2. Maserasi Ultrasonik
Sonikasi merupakan salah satu teknik ekstraksi yang menggunakan energi tambahan berupa vibrasi ultrasonik untuk meningkatkan interaksi antara zat yang akan diambil dengan pelarutnya. Penggunaan ultrasonik pada dasarnya menggunakan prinsip dasar yaitu dengan mengamati sifat akustik gelombang ultrasonik yang dirambatkan melalui medium yang dilewati. Pada saat gelombang merambat, medium yang dilewatinya akan mengalami getaran. Getaran akan memberikan pengadukan yang intensif terhadap proses ekstraksi. Pengadukan akan meningkatkan osmosis antara bahan dengan pelarut sehingga akan meningkatkan proses ekstraksi.
3. Perkolasi
Perkolasi adalah ekstraksi dengan pelarut yang selalu baru sampai sempurna (Exhausive extraction) yang umumnya dilakukan pada tempetatur ruangan. Proses terdiri dari tahapan pengembangan bahan, tahap maserasi antara, tahap perkolasi sebenarnya (penetesan/penampungan ekstrak), terus menerus sampai diperoleh ekstrak (perkolat) yang jumlahnya 1-5 kali bahan (Ditjen POM, 2000).
2.11 Pelarut
Pelarut adalah benda cair atau gas yang dapat melarutkan benda padat, cair atau gas, yang menghasilkan sebuah larutan. Berbagai macam pelarut dapat digunakan untuk ekstraksi, akan tetapi pelarut toksik harus dihindari (Agoes, 2007). Dalam penelitian ini digunakan pelarut etanol.
2.12 Pemilihan Pelarut
Pelarut yang digunakan dalam proses ekstraksi harus memenuhi syarat-syarat tertentu yaitu :
1. Bersifat selektif.
2. Pelarut harus dapat melarutkan semua zat wangi dengan cepat dan sempurna serta memungkinkan dapat melarutkan bahan seperti lilin, pigmen, dan albumin.
3. Mempunyai titik didih yang cukup rendah. Hal ini supaya pelarut dapat mudah diuapkan tanpa menggunakan suhu tinggi namun titik didih pelarut tidak boleh terlalu rendah karena akan mengakibatkan kehilangan zat berkhasiat yang disebabkan oleh penguapan.

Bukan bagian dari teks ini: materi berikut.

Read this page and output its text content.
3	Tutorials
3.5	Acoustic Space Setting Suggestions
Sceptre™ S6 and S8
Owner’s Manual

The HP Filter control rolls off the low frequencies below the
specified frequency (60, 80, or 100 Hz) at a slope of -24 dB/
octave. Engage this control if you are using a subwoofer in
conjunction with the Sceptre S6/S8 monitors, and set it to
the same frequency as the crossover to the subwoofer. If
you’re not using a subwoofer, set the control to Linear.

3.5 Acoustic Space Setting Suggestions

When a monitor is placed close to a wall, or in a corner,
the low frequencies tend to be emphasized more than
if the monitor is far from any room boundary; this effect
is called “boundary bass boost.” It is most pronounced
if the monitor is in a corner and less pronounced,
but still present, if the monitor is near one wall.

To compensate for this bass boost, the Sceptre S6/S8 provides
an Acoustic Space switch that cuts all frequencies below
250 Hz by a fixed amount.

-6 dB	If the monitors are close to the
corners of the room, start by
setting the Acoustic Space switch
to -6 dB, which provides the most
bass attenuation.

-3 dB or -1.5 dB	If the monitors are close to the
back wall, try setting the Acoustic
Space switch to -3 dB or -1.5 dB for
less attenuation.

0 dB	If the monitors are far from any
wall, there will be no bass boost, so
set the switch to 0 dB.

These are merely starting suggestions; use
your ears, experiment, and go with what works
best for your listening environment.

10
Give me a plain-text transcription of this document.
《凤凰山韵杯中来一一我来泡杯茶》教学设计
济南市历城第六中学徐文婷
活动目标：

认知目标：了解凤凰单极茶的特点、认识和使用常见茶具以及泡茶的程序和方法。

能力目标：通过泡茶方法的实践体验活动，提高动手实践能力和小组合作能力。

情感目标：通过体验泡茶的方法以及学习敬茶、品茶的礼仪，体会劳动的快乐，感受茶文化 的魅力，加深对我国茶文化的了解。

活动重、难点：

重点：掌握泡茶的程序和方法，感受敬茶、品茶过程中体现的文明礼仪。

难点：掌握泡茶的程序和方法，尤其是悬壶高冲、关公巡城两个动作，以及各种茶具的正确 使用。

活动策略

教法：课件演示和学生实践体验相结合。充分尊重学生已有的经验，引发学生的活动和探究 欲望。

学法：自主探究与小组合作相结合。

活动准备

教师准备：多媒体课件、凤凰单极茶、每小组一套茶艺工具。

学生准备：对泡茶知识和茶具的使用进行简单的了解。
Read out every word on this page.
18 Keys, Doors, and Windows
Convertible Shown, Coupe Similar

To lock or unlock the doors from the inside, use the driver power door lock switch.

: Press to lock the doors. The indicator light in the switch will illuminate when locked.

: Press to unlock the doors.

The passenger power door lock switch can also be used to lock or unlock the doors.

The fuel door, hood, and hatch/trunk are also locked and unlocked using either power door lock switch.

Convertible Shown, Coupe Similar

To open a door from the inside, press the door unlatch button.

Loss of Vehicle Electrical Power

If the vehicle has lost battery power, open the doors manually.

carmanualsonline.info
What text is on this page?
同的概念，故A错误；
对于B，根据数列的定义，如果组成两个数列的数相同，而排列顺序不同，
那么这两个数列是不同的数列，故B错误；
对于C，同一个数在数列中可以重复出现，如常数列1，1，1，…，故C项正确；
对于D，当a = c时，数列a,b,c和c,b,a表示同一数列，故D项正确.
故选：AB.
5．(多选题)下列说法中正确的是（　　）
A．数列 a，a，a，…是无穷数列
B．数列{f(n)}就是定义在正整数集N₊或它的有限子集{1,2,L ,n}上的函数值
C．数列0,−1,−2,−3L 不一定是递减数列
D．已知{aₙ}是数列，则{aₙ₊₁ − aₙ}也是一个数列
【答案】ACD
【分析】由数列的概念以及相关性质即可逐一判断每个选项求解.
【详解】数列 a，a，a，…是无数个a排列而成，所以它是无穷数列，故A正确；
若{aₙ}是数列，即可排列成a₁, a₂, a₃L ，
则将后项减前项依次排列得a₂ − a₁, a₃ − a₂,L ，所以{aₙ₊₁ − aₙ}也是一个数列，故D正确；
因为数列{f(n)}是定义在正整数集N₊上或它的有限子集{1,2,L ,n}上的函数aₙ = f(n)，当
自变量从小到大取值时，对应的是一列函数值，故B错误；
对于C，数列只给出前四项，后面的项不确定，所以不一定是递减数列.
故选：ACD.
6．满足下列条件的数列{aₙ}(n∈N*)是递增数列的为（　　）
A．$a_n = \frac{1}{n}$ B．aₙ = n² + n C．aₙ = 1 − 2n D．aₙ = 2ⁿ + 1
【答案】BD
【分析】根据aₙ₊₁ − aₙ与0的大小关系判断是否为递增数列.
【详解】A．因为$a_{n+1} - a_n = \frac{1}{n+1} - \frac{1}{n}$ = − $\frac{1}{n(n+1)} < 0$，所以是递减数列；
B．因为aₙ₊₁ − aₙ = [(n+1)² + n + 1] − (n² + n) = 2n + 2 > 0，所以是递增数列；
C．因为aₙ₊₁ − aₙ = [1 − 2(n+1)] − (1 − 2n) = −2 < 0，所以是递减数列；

4. Bersifat Inert,yaitu pelarut tidak bereaksi dengan komponen minyak.
5. Mudah didapatkan dan murah(Guenther, 1987).
2.13 Pelarut Etanol
Etanol juga disebut dengan etil alkohol, dengan rumus kimia C2H5OH atau CH3CH2OH ,dengan titik didihnya 78,4°C. Karakteristik etanol yaitu, berupa zat cair, berbau khas, tidak berwarna, mudah menguap dan terbakar, penggunaan etanol sebagai pelarut untuk zat organik maupun zat anorganik( Endah,dkk 2007).